Laboratoire de Virologie Moléculaire, INRA, UR1282, Infectiologie Animale et Santé Publique, IASP, Nouzilly 37380, France,1 Service Commun de Cytométrie, Centre INRA de Tours, 37380 Nouzilly, France,2 Université François Rabelais, INSERM ERI 19, Faculté de Médecine & CHRU, 10 boulevard Tonnelé, 37032 Tours, France3
Received 30 May 2007/ Accepted 4 September 2007
Marek's disease virus (MDV) is an alphaherpesvirus for which infection is strictly cell associated in permissive cell culture systems. In contrast to most other alphaherpesviruses, no comprehensive ultrastructural study has been published to date describing the different stages of MDV morphogenesis. To circumvent problems linked to nonsynchronized infection and low infectivity titers, we generated a recombinant MDV expressing an enhanced green fluorescent protein fused to VP22, a major tegument protein that is not implicated in virion morphogenesis. Growth of this recombinant virus in cell culture was decreased threefold compared to that of the parental Bac20 virus, but this mutant was still highly replicative. The recombinant virus allowed us to select infected cells by cell-sorting cytometry at late stages of infection for subsequent transmission electron microscopy analysis. Under these conditions, all of the stages of assembly and virion morphogenesis could be observed except extracellular enveloped virions, even at the cell surface. We observed 10-fold fewer naked cytoplasmic capsids than nuclear capsids, and intracellular enveloped virions were very rare. The partial envelopment of capsids in the cytoplasm supports the hypothesis of the acquisition of the final envelope in this cellular compartment.

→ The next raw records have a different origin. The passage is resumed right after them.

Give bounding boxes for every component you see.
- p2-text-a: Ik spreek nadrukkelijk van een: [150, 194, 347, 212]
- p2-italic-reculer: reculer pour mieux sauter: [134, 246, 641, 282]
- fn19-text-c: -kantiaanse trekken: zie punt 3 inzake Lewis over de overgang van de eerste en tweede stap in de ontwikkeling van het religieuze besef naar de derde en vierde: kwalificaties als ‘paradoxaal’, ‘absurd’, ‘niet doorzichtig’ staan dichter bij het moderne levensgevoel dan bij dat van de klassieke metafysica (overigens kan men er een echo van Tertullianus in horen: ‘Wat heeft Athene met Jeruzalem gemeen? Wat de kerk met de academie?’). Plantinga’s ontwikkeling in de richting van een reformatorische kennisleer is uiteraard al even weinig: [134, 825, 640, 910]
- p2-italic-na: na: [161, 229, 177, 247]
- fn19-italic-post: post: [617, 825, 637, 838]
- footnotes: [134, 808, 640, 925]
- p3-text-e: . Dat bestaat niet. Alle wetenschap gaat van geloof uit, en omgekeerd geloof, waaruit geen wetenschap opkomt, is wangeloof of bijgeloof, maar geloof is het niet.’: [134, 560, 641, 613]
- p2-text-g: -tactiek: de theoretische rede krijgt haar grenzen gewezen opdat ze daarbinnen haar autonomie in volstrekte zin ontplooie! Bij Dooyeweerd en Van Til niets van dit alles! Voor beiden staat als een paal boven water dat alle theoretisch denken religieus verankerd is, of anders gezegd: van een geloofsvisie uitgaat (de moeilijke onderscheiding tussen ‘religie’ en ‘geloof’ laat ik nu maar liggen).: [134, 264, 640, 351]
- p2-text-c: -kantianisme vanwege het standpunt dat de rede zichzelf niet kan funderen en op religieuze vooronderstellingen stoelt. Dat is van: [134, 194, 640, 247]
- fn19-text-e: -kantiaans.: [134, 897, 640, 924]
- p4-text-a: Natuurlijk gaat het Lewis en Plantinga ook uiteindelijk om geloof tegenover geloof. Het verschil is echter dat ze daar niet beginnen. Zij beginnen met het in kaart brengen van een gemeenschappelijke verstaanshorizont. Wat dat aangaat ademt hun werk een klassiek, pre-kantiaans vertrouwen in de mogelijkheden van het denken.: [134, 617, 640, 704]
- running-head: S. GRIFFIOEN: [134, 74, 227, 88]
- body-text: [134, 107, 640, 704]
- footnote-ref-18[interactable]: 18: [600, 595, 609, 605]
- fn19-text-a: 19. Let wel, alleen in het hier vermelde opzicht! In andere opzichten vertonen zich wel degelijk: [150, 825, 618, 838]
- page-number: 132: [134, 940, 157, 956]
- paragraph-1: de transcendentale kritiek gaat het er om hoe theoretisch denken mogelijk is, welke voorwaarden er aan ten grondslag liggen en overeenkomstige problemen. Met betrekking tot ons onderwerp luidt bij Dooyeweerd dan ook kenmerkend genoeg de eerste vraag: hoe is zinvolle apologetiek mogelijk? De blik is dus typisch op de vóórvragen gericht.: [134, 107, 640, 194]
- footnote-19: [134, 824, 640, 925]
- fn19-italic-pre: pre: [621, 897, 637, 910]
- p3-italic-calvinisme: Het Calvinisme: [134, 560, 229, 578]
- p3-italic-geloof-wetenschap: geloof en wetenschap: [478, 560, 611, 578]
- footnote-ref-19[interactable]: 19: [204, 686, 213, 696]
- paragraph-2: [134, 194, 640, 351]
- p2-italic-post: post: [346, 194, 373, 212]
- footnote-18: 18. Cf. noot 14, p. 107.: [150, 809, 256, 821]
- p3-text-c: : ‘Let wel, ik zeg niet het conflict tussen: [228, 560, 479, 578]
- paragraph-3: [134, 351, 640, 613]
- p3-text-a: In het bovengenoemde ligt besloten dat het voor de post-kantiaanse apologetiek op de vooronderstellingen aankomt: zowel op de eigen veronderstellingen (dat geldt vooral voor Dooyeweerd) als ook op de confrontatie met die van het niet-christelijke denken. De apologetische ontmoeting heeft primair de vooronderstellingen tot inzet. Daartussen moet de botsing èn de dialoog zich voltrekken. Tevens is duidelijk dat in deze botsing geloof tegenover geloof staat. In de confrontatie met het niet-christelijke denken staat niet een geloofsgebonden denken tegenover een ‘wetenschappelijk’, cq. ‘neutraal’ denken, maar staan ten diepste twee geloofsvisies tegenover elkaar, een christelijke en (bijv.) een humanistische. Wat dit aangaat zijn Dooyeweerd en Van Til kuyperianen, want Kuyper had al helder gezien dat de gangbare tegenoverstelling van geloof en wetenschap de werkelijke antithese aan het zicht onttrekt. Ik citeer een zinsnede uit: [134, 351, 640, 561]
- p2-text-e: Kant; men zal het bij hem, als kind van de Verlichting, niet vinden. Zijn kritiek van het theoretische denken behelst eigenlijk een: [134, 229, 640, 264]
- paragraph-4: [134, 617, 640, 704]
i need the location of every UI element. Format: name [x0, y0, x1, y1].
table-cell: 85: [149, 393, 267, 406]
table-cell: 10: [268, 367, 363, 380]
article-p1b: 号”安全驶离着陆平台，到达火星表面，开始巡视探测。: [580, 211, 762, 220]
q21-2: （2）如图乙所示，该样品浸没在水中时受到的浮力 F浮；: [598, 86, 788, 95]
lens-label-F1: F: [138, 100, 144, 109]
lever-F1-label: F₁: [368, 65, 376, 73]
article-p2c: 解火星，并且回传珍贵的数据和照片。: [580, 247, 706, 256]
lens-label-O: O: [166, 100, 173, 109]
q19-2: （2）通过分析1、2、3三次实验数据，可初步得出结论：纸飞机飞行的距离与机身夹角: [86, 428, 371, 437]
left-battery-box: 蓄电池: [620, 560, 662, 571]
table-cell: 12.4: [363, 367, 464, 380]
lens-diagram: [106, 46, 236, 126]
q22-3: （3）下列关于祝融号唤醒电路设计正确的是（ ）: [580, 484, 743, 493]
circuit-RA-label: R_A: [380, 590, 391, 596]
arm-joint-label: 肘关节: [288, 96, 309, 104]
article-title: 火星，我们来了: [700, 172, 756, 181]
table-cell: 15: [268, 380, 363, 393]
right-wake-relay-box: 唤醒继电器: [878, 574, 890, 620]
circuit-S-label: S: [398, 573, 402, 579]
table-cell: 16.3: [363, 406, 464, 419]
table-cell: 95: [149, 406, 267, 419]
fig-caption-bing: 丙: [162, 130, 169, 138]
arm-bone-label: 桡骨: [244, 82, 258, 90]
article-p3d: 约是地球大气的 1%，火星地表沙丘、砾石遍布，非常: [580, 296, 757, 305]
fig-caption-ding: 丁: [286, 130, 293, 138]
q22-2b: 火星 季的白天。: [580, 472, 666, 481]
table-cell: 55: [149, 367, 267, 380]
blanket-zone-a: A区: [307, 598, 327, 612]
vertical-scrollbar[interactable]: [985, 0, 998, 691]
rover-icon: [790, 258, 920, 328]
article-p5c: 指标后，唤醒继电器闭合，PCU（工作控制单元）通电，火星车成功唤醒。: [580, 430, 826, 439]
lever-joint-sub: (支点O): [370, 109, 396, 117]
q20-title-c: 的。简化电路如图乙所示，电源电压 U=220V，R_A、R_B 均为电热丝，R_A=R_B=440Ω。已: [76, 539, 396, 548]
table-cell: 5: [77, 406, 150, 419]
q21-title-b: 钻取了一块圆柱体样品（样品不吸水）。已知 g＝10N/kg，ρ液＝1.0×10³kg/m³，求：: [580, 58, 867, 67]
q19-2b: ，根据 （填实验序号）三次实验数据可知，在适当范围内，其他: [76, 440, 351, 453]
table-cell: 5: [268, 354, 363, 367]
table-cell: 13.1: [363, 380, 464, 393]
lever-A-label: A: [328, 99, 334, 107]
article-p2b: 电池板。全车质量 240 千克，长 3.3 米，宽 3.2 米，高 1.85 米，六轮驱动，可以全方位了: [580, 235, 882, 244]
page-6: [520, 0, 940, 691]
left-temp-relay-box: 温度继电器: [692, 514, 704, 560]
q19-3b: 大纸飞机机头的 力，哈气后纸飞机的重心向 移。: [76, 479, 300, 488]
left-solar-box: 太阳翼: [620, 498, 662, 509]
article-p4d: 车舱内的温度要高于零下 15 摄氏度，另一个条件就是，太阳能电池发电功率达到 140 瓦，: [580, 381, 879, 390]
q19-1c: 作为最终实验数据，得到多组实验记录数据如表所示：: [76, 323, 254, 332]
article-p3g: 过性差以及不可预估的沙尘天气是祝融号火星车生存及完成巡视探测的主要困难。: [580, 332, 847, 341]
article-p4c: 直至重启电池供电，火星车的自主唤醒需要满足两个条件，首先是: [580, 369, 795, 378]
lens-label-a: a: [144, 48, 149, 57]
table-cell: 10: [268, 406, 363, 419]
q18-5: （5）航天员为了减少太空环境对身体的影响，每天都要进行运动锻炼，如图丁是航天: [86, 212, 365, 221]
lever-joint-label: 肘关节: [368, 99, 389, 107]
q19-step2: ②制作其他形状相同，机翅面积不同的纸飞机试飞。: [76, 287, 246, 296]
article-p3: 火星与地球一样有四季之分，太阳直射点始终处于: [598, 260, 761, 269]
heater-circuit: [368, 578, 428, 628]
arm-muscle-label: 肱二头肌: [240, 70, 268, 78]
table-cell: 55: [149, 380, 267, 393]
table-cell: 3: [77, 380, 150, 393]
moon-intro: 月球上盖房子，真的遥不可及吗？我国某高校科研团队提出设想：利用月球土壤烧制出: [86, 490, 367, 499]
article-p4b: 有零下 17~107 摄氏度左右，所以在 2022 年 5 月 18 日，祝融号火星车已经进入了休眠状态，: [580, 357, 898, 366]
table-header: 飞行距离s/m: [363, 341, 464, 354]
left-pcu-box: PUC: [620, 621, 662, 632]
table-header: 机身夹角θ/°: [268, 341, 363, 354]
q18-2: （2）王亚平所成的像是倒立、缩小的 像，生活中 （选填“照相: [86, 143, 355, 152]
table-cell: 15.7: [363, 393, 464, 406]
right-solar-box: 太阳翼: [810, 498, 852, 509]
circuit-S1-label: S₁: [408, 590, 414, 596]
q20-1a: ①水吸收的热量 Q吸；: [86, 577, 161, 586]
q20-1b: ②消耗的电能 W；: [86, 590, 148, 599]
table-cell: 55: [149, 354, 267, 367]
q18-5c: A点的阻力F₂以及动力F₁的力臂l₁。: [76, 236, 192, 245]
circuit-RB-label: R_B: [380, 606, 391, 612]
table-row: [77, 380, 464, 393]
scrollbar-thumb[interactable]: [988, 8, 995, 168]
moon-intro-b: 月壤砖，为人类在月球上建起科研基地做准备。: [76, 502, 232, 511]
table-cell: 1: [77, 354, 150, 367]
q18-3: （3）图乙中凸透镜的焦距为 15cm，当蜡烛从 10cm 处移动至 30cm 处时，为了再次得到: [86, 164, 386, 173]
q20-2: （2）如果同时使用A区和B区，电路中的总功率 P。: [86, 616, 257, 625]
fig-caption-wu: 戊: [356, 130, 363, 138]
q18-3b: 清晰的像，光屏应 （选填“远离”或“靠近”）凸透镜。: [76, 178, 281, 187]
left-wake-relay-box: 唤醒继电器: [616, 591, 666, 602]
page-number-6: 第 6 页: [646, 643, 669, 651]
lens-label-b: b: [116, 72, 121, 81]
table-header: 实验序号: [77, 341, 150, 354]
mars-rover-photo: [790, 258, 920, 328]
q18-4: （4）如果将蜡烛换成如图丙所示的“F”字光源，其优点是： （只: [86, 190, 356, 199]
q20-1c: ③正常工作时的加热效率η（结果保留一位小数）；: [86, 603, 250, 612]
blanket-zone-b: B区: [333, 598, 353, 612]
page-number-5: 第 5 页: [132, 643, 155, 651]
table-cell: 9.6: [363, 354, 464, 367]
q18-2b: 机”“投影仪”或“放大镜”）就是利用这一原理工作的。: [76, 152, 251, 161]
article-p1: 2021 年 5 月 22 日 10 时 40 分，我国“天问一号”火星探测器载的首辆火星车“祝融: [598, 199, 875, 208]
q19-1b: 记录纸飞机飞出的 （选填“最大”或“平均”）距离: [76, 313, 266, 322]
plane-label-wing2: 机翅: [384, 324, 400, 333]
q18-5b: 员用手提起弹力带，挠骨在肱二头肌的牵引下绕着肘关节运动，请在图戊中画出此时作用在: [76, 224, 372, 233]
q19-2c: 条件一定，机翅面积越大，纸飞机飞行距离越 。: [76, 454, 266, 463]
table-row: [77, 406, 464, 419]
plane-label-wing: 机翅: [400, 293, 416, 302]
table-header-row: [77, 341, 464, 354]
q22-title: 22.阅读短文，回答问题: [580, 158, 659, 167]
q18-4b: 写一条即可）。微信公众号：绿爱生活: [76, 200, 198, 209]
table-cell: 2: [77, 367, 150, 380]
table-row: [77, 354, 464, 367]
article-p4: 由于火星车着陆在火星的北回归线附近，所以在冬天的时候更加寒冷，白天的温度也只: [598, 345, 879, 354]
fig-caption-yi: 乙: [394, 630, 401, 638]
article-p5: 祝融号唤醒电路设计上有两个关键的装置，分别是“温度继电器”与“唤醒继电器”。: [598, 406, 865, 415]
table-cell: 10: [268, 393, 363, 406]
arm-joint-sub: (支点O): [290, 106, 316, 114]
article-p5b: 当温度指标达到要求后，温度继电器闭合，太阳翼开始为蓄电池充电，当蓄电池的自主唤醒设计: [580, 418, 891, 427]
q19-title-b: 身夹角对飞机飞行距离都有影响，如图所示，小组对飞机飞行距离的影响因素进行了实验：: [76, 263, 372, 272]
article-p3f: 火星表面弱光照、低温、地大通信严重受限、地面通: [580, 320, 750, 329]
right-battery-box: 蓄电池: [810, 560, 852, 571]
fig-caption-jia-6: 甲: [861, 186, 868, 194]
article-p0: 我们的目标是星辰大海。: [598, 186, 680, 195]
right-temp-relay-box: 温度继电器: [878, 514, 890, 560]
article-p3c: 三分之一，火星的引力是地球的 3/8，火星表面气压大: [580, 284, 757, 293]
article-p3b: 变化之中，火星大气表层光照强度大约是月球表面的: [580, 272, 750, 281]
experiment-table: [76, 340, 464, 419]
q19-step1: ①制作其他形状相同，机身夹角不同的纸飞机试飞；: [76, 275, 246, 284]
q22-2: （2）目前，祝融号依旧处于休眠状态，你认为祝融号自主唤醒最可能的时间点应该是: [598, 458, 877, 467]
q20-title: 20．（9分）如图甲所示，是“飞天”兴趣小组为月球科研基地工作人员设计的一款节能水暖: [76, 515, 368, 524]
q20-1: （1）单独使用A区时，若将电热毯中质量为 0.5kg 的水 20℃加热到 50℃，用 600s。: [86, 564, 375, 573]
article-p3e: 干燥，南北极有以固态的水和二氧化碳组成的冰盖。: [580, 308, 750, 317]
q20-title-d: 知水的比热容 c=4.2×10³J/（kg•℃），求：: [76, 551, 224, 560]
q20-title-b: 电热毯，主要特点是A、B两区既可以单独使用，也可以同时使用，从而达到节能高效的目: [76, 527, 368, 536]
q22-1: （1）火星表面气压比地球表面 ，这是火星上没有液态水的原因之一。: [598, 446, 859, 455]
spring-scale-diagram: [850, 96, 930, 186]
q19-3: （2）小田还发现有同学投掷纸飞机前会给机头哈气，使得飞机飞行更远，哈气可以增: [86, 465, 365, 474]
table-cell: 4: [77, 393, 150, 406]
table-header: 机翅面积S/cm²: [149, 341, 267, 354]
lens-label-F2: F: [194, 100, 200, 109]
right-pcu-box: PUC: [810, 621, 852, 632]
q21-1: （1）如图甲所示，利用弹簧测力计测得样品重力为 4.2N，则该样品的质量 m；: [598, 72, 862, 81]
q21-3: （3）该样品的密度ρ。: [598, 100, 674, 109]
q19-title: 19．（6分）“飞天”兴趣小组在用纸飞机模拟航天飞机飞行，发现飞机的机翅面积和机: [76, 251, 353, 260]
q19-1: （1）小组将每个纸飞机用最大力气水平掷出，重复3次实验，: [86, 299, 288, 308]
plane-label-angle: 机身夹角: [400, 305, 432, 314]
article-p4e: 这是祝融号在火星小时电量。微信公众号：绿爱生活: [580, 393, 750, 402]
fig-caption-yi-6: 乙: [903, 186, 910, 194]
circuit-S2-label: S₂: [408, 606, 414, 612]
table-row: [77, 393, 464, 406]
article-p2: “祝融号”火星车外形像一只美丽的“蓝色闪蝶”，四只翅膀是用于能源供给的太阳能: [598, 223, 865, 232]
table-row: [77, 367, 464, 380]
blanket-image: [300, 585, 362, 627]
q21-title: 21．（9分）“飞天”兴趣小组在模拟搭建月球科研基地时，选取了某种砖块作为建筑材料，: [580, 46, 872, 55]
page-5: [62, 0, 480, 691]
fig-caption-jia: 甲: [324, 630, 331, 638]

We demonstrate for the first time that, compared to other alphaherpesviruses, MDV seems deficient in three crucial steps of viral morphogenesis, i.e., release from the nucleus, secondary envelopment, and the exocytosis process. The discrepancy between the efficiency with which this MDV mutant spreads in cell culture and the relatively inefficient process of its envelopment and virion release raises the question of the MDV cell-to-cell spreading mechanism.
Published ahead of print on 12 September 2007.